Being one of the more technologically capable members of my social circle, I am often asked if a specific email is a scam.
Usually it is.
But what if it seems real? What do you do if that email honestly feels legitimate? Well, I’ve been thinking about how to simplify my own rules and actions into general “rules of thumb” for others to easily understand and follow.
Here’s what I’ve got:
- Is the email unexpected?
- Get the URL / contact info with Google
- Google the email itself
Let’s break these down.
Is the email unexpected?
Let me explain this with a couple examples. If you go to a web page and click “I forgot my password,” I imagine the subsequent “password reset” email is fairly unsurprising. It’s safe to say that this is not a scam.

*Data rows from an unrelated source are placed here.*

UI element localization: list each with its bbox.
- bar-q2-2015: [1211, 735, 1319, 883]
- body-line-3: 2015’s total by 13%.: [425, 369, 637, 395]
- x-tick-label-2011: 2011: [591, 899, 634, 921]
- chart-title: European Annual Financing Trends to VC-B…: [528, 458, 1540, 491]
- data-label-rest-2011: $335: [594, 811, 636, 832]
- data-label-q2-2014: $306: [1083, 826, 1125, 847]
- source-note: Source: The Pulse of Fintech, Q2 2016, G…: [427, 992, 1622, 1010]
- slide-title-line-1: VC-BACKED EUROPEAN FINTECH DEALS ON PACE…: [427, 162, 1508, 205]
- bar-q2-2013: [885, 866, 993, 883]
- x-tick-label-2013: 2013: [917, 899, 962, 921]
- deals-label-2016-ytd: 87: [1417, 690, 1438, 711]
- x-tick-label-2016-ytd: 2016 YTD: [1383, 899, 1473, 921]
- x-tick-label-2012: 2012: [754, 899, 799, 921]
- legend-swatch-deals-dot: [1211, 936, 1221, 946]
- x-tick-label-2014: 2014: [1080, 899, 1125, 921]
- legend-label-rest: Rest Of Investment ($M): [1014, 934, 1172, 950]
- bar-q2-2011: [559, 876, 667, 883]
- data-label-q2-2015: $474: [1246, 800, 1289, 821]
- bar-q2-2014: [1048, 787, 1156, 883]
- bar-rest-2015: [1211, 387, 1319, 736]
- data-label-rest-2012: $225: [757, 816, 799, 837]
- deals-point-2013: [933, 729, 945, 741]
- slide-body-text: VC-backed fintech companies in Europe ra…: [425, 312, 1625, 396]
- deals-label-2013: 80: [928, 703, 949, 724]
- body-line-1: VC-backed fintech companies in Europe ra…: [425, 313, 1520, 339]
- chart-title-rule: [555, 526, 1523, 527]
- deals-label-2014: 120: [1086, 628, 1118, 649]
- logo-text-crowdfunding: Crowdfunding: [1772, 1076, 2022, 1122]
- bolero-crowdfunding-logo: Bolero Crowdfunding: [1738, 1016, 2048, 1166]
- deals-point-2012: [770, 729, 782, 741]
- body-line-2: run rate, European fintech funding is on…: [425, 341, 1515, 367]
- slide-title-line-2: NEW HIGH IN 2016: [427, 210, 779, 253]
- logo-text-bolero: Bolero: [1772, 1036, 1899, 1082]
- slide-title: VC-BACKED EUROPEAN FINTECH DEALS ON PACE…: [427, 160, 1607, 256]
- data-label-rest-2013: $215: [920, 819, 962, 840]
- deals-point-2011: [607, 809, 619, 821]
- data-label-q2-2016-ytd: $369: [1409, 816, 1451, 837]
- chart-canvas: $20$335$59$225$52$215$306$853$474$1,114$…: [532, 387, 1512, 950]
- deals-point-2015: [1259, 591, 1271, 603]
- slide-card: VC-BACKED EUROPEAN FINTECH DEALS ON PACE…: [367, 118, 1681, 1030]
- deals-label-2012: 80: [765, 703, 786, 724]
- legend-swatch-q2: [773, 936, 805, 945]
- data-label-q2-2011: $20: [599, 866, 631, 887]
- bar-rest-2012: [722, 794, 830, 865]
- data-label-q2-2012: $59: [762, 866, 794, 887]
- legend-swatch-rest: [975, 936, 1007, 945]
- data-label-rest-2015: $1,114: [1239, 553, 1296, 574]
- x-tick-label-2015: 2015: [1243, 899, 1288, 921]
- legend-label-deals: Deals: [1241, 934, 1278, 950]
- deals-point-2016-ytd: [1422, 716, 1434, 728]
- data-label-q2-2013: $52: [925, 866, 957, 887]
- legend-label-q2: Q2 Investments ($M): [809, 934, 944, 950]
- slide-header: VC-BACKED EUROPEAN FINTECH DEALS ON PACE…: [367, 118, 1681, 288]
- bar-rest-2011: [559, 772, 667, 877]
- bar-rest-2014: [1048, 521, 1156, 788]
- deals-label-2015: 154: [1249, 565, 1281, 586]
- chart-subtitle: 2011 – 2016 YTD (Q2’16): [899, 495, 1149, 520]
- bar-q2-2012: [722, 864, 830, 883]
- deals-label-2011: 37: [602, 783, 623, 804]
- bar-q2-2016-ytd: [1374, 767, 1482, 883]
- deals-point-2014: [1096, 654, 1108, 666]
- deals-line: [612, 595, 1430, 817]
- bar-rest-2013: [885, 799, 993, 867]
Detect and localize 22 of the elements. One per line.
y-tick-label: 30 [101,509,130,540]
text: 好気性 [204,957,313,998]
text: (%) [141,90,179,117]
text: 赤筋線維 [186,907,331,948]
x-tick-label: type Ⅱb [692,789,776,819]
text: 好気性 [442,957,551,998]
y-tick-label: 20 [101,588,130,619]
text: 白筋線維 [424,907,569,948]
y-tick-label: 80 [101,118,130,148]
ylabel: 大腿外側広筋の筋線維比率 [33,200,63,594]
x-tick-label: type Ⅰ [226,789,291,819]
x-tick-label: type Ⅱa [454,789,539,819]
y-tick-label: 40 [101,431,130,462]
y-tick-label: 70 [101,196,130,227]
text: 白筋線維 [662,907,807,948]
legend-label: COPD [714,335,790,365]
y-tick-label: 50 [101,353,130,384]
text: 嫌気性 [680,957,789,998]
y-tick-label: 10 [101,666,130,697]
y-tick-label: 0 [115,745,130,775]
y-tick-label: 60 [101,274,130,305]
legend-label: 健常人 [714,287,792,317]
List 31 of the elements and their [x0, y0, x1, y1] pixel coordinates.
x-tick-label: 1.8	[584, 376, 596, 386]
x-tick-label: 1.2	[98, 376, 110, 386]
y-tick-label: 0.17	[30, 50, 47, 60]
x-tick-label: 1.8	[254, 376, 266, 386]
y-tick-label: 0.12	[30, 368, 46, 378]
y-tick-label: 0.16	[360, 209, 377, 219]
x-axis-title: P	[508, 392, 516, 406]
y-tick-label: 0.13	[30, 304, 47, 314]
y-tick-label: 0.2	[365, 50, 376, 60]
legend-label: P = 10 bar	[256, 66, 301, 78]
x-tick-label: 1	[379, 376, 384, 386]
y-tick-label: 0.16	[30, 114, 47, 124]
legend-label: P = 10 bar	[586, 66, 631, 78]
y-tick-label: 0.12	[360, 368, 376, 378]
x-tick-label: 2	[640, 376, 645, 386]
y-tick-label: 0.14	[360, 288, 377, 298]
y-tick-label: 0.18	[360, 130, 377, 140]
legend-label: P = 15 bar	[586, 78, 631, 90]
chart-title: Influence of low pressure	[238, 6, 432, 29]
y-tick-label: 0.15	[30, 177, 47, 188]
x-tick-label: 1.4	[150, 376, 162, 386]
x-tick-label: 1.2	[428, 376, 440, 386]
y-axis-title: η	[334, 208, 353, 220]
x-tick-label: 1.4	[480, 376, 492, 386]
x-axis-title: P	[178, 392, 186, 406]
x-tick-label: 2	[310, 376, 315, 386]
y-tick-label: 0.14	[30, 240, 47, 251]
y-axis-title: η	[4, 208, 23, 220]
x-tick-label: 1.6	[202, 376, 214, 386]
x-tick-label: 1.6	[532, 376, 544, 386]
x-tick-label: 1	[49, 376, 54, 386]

Alternatively, let’s say you’ve simply been enjoying your day, doing cartwheels and whatnot, and then you get a “password reset” email. Here, most likely, someone else is is trying to reset your password, or it’s a scam. The link may take you to a fake (but identical looking) website, asking you to put your old and new passwords. You’ll then be handing your password over to whoever runs that site.
If an email is spontaneous, if you weren’t expecting it, there’s a very strong chance that it’s a bad email that means you harm.
But is it possible for an unexpected email to be legitimate?
That is the point of email after all, to notify you of things. Sometimes those things require actions on your part. Perhaps the site has suffered data loss due to a hack, and wants everyone to change their password. Well, when something like this happens, consider my next rule of thumb.
Get the URL / contact info with Google
It doesn’t have to be Google, of course. Feel free to use Ask Jeeves or… Bing. But the spirit of this rule is to only allow the email to serve as a notification; don’t let it help you accomplish the task. If it supplies a handy link to take you somewhere, don’t use it. Pretend you deleted the email accidentally, but still want to do what it said.
Maybe that means going to the website manually and finding the option to reset your password. Or, maybe that means googling for the contact info, calling, and asking about it – do NOT use a phone number supplied in the email.
The point is that by doing this you’re now doing something outside the control of the scammer. The whole mission of the scam is to scare you into clicking their link or calling their number.
Google the email itself
Another tip is to Google parts of the email. Often this will take you to discussions about the very same email. Reading through what others have to say can help you to determine if it’s a harmful email and even help you gain some insite as to how others know.
Hopefully this post can help even just one person avoid even just one scam.